Privacy policy

Privacy policy

This is a statement on the processing of personal data in accordance with the EU General Data Protection Regulation (679/2016).


Menumat Oy
Business ID: 1498298-1
Address: Tikkurilantie 140 B, 01530 Vantaa, Finland
p. 020 796 1550

Contact us regarding data protection issues

Data Protection Officer
Kenneth Selén
p. 0505733879

For all questions relating to the processing of personal data and in situations where the data subject wishes to exercise his or her rights, he or she is invited to contact the Data Protection Officer.

Grounds for and purposes of the processing of personal data

The legal basis for the processing of personal data is the consent of the data subject to the processing of personal data.

The purposes for which personal data are processed include the supply of a product or service ordered by a customer, responding to a customer request or sending a marketing e-mail.

Personal data processed

The controller only collects personal data from data subjects that are relevant and necessary for the purposes of use described in this Privacy Policy.

The following data of data subjects are processed:

E-mail address
Telephone number
Data retention period

The controller will process personal data for as long as they are necessary for the services provided to the customer or other similar activities. Billing data will be kept in the accounting records in accordance with the Accounting Act for the next 10 years. At the end of this period, the controller will delete or anonymise the data within one year in accordance with the deletion processes it follows.

The controller may be obliged to process some of the personal data in the register for longer than stated above in order to comply with legal or regulatory requirements.

Rights of the data subject

Right of access to personal data

Data subjects have the right to obtain confirmation of whether personal data concerning them are being processed and, if so, to obtain a copy of their personal data.

Right to rectification

The data subject has the right to request that inaccurate or incorrect personal data concerning him or her be corrected. The data subject also has the right to have incomplete personal data completed by providing the necessary additional information.

Right to erasure

The data subject has the right to request the erasure of personal data concerning him or her where

a. the personal data are no longer necessary for the purposes for which they were collected;

b. the data subject withdraws the consent on the basis of which the personal data were processed and there is no other lawful basis for the processing; or

c. the personal data have been unlawfully processed.

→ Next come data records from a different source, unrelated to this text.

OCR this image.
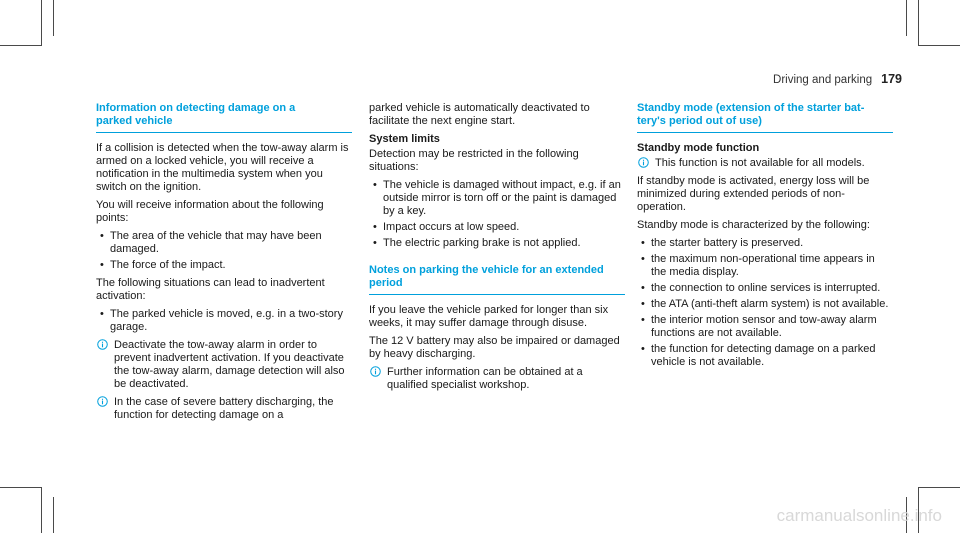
Driving and parking 179
Information on detecting damage on a
parked vehicle

If a collision is detected when the tow-away alarm is armed on a locked vehicle, you will receive a notification in the multimedia system when you switch on the ignition.

You will receive information about the following points:

• The area of the vehicle that may have been damaged.
• The force of the impact.

The following situations can lead to inadvertent activation:

• The parked vehicle is moved, e.g. in a two-story garage.
Deactivate the tow-away alarm in order to prevent inadvertent activation. If you deactivate the tow-away alarm, damage detection will also be deactivated.
In the case of severe battery discharging, the function for detecting damage on a

parked vehicle is automatically deactivated to facilitate the next engine start.

System limits

Detection may be restricted in the following situations:

• The vehicle is damaged without impact, e.g. if an outside mirror is torn off or the paint is damaged by a key.
• Impact occurs at low speed.
• The electric parking brake is not applied.
Notes on parking the vehicle for an extended
period

If you leave the vehicle parked for longer than six weeks, it may suffer damage through disuse.

The 12 V battery may also be impaired or damaged by heavy discharging.

Further information can be obtained at a qualified specialist workshop.
Standby mode (extension of the starter bat-
tery's period out of use)
Standby mode function
This function is not available for all models.

If standby mode is activated, energy loss will be minimized during extended periods of non-operation.

Standby mode is characterized by the following:

• the starter battery is preserved.
• the maximum non-operational time appears in the media display.
• the connection to online services is interrupted.
• the ATA (anti-theft alarm system) is not available.
• the interior motion sensor and tow-away alarm functions are not available.
• the function for detecting damage on a parked vehicle is not available.
carmanualsonline.info
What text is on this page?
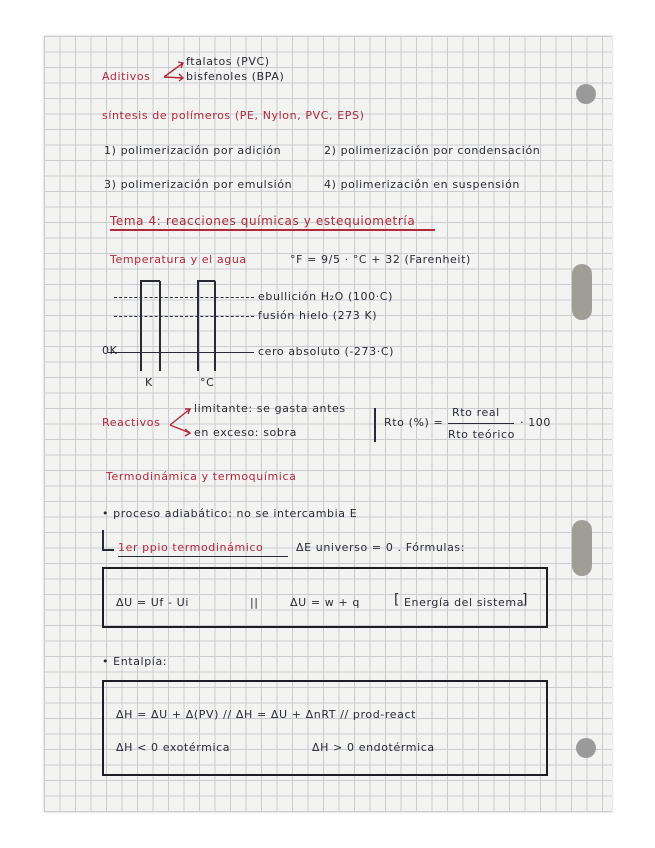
Aditivos
ftalatos (PVC)
bisfenoles (BPA)
síntesis de polímeros (PE, Nylon, PVC, EPS)
1) polimerización por adición	2) polimerización por condensación
3) polimerización por emulsión	4) polimerización en suspensión
Tema 4: reacciones químicas y estequiometría
Temperatura y el agua	°F = 9/5 · °C + 32 (Farenheit)
ebullición H₂O (100·C)
fusión hielo (273 K)
cero absoluto (-273·C)
0K
K	°C
Reactivos
limitante: se gasta antes
en exceso: sobra
Rto (%) =
Rto real
Rto teórico
· 100
Termodinámica y termoquímica
• proceso adiabático: no se intercambia E
1er ppio termodinámico	ΔE universo = 0 . Fórmulas:
ΔU = Uf - Ui	||	ΔU = w + q [ Energía del sistema
]
• Entalpía:
ΔH = ΔU + Δ(PV) // ΔH = ΔU + ΔnRT // prod-react
ΔH < 0 exotérmica	ΔH > 0 endotérmica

Right to restriction of processing

The data subject has the right to restrict the processing of personal data concerning him or her where

a. the data subject contests the accuracy of his or her personal data;

b. the processing is unlawful and the data subject opposes the erasure of his or her personal data and requests instead the restriction of their use; or

c. the controller no longer needs the personal data for the purposes for which they were originally processed, but the data subject needs them for the establishment, exercise or defence of legal claims.

Right to withdraw consent

The data subject has the right to withdraw his or her consent to processing at any time, without prejudice to the lawfulness of the processing carried out on the basis of that consent.

Right to data portability

The data subject has the right to receive personal data relating to him or her and supplied by him or her in a structured, commonly used and machine-readable format and the right to transfer such data to another controller.

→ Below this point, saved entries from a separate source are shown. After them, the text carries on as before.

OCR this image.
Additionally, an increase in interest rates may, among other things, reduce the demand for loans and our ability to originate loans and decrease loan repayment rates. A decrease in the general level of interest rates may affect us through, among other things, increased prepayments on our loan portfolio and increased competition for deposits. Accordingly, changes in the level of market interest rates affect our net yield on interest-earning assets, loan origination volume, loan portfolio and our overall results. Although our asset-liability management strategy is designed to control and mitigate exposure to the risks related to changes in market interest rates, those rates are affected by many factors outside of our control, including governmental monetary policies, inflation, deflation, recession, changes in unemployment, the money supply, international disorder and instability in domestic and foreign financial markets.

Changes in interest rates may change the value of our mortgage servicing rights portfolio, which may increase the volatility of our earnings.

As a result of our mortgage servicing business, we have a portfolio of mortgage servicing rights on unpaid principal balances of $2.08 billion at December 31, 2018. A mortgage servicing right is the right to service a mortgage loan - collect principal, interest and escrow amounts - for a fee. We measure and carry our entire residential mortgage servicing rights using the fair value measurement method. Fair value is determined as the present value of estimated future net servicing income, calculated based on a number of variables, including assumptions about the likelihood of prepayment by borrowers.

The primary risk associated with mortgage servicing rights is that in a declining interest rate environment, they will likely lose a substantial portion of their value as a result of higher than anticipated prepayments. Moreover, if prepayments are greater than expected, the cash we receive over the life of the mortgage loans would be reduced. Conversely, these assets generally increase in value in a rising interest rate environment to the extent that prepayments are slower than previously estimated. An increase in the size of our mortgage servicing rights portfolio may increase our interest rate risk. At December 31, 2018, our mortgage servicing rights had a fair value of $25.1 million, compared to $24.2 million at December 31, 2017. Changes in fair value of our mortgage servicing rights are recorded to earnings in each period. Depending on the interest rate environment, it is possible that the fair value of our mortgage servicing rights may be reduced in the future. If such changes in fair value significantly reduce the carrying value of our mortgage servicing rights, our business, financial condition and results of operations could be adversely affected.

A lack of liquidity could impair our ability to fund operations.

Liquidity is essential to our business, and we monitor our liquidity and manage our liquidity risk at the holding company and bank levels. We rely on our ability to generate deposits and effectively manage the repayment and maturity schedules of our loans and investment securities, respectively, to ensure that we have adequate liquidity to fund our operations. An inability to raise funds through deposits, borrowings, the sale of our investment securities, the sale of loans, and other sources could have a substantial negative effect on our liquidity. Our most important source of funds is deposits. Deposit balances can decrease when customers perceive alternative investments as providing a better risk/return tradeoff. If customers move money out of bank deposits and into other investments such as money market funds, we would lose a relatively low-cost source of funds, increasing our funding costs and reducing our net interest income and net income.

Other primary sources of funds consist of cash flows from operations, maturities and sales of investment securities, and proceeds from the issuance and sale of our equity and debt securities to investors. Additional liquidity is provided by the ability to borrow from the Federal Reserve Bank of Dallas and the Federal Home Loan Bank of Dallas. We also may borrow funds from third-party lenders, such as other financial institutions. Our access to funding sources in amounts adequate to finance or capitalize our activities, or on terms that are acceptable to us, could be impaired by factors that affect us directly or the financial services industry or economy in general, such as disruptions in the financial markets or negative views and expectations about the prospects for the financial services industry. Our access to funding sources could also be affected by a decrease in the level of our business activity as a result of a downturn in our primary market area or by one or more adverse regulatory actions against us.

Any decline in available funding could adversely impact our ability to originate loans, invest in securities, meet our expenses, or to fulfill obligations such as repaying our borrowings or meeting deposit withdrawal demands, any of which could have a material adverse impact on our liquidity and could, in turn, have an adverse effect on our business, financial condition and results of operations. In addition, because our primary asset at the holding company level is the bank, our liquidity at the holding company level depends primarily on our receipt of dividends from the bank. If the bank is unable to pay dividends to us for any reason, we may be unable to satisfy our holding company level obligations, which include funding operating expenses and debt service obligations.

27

Right to lodge a complaint with a supervisory authority

The national supervisory authority for personal data matters is the Office of the Data Protection Ombudsman, attached to the Ministry of Justice. You have the right to refer your case to the supervisory authority if you consider that the processing of personal data concerning you infringes the relevant legislation.

Changes to data protection practices

The controller is constantly evolving and may need to amend and update its privacy policy as necessary. Changes may also be based on changes in data protection legislation.

If the changes involve new purposes for processing personal data or otherwise change significantly, the controller will give prior notice and, where necessary, obtain consent.